I'm trying to learn the convergence of $\sum_{n\ge 1} z^n/n$ when $|z|=1$ but $z\not =1$. This site points out the existence of Dirichlet's test when discussing towards this problem.
The test states that if
- $\left\{a_n\right\}$ is monotonically non-increasing
- $\lim_{n\rightarrow\infty} a_n=0$
- $\displaystyle\left|\sum_{1\le n\le N} b_n\right|\le M$ for all $N\ge 1;\exists M>0$
then the following converges, $\displaystyle\sum_{n\ge 1}a_nb_n$.
Is it okay to prove the test like this? $$\left|\sum_{1\le n\le N}a_nb_n\right|\le \sum_{1\le n\le N}|a_nb_n|\le |a_1|\sum_{1\le n\le N}|b_n|\le |a_1|M$$ Thus, on taking limit $n\rightarrow\infty$, the sum converges absolutely and hence converges $\blacksquare$
I, then, proceed with the $\sum_{n\ge 1} z^n/n$ by taking $a_n=1/n$ and $b_n=z^n$ in the test. We have $$\left|\sum_{1\le n\le N}z^n\right|\le M-1, $$ if $1+z+z^2+\cdots +z^{M-1}=0$ for some $M>0$, for $z\not =1$ so we are done.
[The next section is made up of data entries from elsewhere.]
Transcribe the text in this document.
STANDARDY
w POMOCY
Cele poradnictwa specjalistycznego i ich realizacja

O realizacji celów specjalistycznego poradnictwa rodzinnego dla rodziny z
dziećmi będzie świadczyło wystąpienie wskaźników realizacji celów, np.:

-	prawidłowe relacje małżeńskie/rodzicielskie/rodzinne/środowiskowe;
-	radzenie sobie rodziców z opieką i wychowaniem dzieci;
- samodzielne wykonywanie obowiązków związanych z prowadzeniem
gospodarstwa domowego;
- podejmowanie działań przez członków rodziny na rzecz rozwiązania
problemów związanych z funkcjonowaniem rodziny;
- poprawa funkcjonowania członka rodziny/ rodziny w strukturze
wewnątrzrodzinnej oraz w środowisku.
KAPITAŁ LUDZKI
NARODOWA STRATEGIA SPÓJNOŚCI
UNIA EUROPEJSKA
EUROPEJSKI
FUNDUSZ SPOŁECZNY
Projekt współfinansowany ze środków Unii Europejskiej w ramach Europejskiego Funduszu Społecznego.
Edited: So the proof is not true because of the previous to the last one.
No, that doesn't work. If it worked, it would follows that the series $\sum_{n=1}^\infty\frac{(-1)^{n+1}}n$ is absolutely convergent. But it isn't.
Note that you are assuming that, for some $M>0$, you have$$(\forall N\in\Bbb N):\left|\sum_{n=1}^Nb_n\right|\leqslant M.$$In your proof, you have used a much stronger assumption, which is$$(\forall N\in\Bbb N):\sum_{n=1}^N\left|b_n\right|\leqslant M.$$